If you want to overwrite the memory later, you need to allocate the memory dynamically using malloc or change the members of the Tokens structure to fixed-length arrays, then copy the initial value into the allocated memory. Of course if you allocate the memory dynamically you need to free it later too.
You're calling strncpy() without having allocated the buffer spacem, just like Shadow said.
The literal string "load" you set the mnem member to in the initializer is not overwritable.
If you want to be able to change the string stored, and the size is reasonable, it might be easiest to just change the declaration of the struct field to char mnem[5];.
Also, please note that strncpy() has quite weird semantics.

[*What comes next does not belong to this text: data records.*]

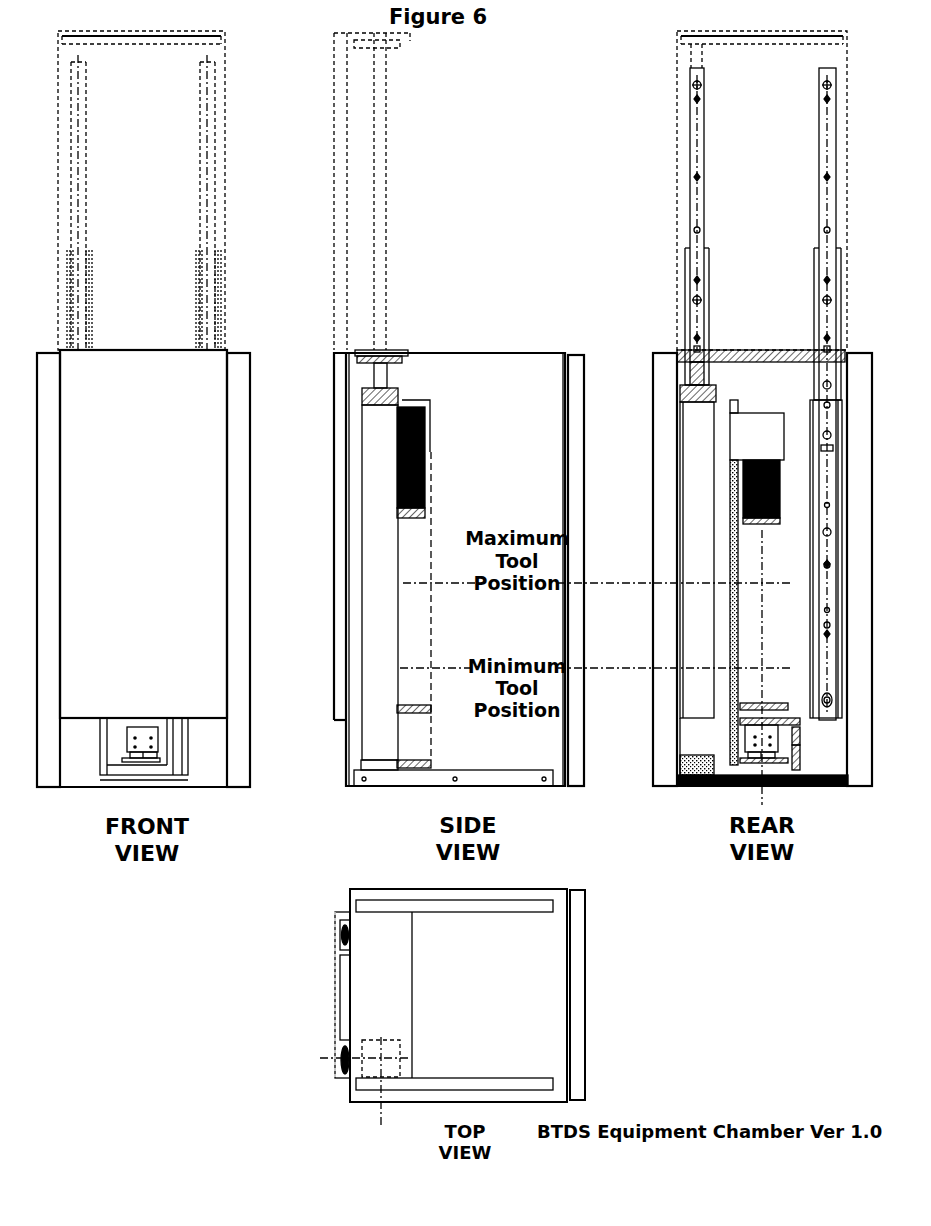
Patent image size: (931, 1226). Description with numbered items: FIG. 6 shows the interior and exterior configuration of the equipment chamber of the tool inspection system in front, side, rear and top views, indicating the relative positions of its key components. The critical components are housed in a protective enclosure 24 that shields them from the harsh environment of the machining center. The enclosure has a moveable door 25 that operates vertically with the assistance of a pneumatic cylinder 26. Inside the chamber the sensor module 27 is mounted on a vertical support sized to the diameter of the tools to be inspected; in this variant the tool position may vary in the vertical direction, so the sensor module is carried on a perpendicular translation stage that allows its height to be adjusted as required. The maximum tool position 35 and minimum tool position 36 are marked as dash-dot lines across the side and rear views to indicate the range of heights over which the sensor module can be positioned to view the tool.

The protective enclosure 24 is at (135, 472).
The moveable door 25 is at (205, 885).
The pneumatic cylinder 26 is at (804, 806).
The sensor module 27 is at (479, 380).
The maximum tool position 35 is at (596, 436).
The minimum tool position 36 is at (595, 767).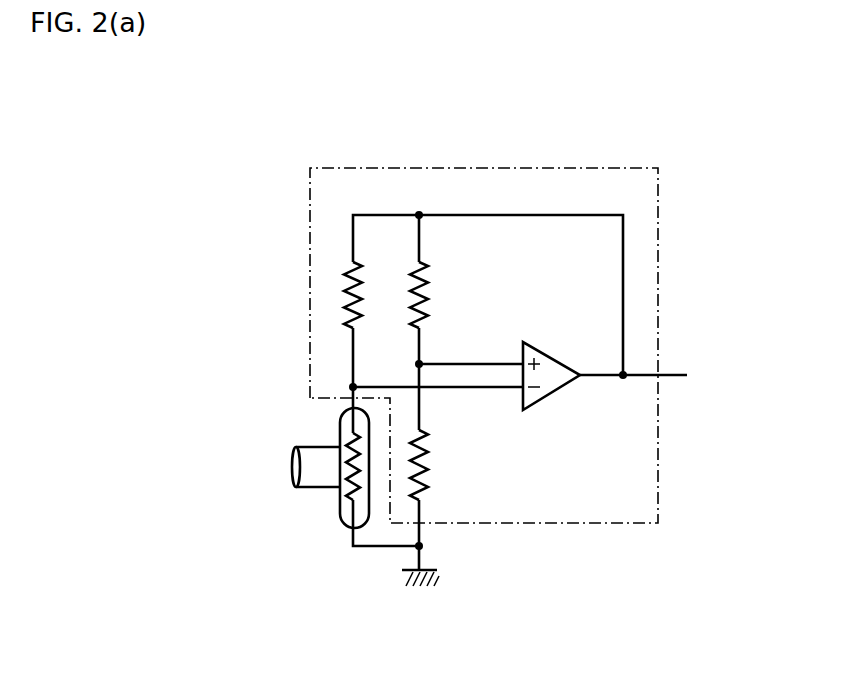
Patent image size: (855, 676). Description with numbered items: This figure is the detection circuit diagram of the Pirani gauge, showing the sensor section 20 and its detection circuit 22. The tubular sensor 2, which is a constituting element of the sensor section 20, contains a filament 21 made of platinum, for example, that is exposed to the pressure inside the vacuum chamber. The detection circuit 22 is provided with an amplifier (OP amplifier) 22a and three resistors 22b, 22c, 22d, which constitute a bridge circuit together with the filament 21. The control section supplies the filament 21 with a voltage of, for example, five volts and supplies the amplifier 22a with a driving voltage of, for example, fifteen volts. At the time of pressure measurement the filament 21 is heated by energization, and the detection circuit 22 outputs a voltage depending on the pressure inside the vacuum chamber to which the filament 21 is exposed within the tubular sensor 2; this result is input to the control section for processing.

The tubular sensor 2 is at (305, 446).
The sensor section 20 is at (523, 156).
The filament 21 is at (354, 495).
The detection circuit 22 is at (660, 229).
The amplifier (OP amplifier) 22a is at (561, 372).
The resistor 22b is at (346, 293).
The resistor 22c is at (427, 299).
The resistor 22d is at (427, 483).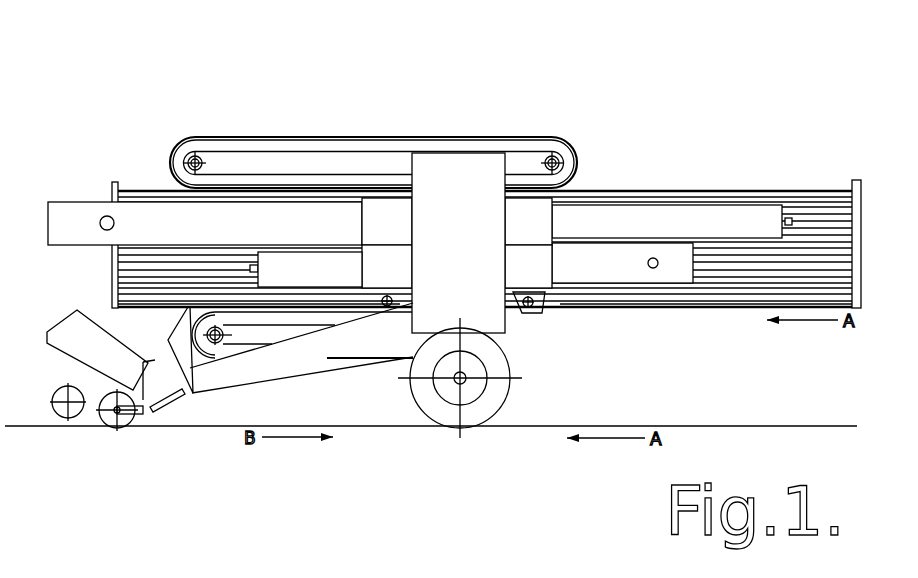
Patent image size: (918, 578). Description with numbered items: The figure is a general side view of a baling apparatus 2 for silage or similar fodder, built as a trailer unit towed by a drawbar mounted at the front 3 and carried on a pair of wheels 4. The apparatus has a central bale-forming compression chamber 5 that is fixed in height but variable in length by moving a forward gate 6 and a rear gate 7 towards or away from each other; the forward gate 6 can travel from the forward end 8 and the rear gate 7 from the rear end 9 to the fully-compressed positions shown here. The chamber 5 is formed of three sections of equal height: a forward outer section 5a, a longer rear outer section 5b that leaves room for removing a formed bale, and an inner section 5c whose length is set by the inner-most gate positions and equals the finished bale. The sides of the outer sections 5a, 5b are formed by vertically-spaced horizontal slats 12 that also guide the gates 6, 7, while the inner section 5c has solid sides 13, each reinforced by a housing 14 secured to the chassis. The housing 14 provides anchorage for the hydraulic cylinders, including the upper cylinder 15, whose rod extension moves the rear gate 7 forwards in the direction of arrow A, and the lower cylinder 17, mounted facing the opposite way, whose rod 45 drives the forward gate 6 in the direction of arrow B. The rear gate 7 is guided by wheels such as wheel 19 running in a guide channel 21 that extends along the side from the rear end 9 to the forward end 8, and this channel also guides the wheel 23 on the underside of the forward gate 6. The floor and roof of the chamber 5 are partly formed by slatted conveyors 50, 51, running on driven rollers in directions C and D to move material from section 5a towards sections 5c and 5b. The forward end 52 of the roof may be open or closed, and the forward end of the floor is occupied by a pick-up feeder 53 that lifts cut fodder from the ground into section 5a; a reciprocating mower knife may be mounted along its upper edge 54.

Check if you have strlcpy(); it's a better function.
You're getting a segmentation fault because this line:
strncpy(tp -> mnem, line, 4);
Is trying to copy four characters from 'line' into a location occupied by a string literal as assigned here:
tokens.mnem = "load";
The string literal is stored in a special text part of your program and may not be modified.
What you need to do is allocate a buffer of your own into which the string will be copied:
tokens.mnem = (char*) malloc (bufferSize);
And free the buffer when you are done using it.
This line is questionable:
strncpy(tp -> mnem, line, 4);
You are relying on a function that returns a pointer to memory that is not allocated. The return of *tokenise() is undefined. Its returning a pointer to memory that could contain all kinds of stuff, and that you don't have permission to modify.
It should return an allocated pointer.
You might malloc the tp variable. If you don't malloc there is no guarantee that the memory is actually yours. Don't forget to free the memory when you are finished.